Les légistes révolutionnaires, expéditifs et hardis, réduisant au minimum les bagages de la Révolution en marche, lui ouvrirent d’emblée des routes toutes droites à travers la vieille forêt de préjugés et d’erreurs ; mais ils ne frappèrent d’abord à coups de hache que juste ce qu’il fallait abattre pour que la Révolution passât. Bien des murmures, des croyances et des rêves d’autrefois continuaient à flotter dans la vieille forêt humaine. Qu’importe ! la trouée de la Révolution était faite. Et le sol même où croissait l’antique forêt était arraché à l’Église. Lentement se modifieront les sèves. Fichte, au contraire, avant de nationaliser et de séculariser la terre, demandait aux arbres et aux brins d’herbe de renoncer aux flottantes chansons de jadis, aux bruissements accoutumés dans le vent du soir. C’était immobiliser la Révolution au seuil de la forêt incertaine et obscure.

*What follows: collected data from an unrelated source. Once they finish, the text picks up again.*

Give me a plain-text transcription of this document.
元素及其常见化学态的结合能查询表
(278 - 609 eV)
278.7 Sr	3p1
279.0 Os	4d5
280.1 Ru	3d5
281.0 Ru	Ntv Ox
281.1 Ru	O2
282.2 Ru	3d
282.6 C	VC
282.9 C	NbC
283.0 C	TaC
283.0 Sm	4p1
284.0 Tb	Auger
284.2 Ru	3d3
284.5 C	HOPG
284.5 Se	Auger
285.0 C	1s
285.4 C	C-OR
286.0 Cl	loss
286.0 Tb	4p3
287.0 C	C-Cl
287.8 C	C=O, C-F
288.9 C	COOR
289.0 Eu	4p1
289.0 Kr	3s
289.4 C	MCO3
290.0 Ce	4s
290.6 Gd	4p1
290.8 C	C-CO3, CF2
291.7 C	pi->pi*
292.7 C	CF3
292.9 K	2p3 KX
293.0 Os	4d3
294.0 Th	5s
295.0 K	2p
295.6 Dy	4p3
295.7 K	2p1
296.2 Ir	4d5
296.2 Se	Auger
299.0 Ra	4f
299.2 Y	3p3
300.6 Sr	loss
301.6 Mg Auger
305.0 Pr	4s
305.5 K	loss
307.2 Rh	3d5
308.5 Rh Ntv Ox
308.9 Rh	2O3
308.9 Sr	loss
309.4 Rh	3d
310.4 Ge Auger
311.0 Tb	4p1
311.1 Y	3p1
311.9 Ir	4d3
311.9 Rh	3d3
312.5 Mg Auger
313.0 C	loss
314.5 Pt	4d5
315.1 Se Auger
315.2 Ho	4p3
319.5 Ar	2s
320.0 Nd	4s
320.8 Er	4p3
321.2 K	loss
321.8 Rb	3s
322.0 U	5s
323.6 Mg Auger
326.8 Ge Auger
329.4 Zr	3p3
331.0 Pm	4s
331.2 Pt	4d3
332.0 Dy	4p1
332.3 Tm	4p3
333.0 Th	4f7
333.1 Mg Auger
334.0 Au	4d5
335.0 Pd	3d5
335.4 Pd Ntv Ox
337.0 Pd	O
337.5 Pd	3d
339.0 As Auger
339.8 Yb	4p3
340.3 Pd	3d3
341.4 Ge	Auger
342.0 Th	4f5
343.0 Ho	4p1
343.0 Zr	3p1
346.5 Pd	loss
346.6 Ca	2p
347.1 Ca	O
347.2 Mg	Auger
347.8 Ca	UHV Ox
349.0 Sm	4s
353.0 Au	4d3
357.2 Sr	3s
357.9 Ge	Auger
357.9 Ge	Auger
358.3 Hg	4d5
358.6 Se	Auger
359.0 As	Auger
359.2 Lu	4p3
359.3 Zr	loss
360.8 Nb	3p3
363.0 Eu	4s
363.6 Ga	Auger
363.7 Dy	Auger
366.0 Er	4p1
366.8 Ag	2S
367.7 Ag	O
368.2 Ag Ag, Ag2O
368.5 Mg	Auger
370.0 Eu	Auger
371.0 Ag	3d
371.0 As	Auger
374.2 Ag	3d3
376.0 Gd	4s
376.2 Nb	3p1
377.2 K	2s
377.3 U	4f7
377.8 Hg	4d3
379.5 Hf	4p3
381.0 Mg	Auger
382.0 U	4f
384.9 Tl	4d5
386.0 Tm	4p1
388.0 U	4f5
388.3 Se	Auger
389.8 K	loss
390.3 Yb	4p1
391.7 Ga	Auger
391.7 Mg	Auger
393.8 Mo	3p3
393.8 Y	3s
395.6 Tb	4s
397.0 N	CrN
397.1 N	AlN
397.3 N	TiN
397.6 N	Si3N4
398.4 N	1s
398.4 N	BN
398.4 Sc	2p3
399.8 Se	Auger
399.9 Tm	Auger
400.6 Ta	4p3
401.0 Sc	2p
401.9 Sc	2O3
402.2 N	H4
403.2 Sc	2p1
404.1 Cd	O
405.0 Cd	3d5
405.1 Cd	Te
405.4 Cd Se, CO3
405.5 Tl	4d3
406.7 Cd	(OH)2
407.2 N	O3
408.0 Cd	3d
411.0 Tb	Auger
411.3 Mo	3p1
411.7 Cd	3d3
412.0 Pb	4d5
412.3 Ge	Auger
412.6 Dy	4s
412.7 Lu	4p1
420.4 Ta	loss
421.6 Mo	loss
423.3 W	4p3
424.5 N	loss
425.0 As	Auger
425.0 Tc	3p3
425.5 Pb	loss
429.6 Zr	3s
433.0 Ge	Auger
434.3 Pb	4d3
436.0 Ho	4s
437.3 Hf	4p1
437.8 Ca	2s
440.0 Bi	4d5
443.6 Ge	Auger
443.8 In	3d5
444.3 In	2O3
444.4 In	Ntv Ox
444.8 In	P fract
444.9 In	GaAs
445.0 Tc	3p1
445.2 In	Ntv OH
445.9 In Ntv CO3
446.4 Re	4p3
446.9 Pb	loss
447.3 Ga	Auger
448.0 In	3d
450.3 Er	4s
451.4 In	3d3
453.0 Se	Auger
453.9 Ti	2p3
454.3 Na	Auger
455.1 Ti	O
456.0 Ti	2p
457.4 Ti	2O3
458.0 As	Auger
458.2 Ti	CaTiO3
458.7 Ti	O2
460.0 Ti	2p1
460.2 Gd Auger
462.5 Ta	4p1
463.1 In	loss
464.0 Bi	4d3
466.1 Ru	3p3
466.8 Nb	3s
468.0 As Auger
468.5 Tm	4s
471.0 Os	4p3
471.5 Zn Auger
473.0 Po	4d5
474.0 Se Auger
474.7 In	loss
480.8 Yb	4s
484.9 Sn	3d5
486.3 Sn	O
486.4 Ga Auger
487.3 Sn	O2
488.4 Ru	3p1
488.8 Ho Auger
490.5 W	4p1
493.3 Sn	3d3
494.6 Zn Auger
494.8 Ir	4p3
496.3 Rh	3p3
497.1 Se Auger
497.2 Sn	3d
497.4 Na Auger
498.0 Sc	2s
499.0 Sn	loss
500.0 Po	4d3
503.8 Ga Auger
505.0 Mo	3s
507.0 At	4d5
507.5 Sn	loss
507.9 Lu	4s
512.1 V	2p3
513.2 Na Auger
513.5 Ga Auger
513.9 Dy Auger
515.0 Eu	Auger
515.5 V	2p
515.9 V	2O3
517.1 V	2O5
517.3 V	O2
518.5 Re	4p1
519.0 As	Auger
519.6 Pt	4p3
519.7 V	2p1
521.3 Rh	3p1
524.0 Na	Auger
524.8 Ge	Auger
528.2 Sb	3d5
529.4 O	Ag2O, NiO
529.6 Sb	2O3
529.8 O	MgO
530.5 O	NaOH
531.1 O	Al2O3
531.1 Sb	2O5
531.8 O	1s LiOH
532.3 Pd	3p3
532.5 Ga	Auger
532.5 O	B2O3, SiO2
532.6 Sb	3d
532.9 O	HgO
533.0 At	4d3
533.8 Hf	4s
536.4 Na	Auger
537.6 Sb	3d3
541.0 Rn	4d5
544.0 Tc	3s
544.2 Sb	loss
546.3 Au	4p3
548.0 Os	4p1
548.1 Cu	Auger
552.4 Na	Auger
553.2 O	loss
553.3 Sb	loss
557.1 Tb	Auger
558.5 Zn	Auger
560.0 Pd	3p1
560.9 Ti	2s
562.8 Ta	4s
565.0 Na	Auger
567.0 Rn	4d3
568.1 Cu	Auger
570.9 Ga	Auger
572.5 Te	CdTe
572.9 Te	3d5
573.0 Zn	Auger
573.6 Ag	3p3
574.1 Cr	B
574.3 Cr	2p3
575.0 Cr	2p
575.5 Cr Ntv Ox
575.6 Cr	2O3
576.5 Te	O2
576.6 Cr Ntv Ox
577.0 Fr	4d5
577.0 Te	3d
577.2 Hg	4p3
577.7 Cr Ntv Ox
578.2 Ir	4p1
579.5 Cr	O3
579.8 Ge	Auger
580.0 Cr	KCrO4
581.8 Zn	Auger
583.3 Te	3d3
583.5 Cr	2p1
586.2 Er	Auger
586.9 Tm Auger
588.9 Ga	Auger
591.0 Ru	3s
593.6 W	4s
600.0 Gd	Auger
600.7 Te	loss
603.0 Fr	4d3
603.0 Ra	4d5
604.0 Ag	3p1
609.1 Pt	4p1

Au reste, la déduction toute individualiste et subjective de Fichte n’aboutissait pas à une action d’ensemble, la seule décisive contre un ennemi redoutable. Ce n’est pas tout le domaine d’Église qui aurait été sécularisé, mais seulement la part de ce domaine correspondant aux revendications des individus affranchis de la foi. La théorie de nos légistes, au contraire, invalidait les contrats de donation ou autres qui avaient constitué la propriété d’Église pour des raisons générales. Et c’est toute la propriété d’Église, en bloc, qui était transférée par eux à la nation.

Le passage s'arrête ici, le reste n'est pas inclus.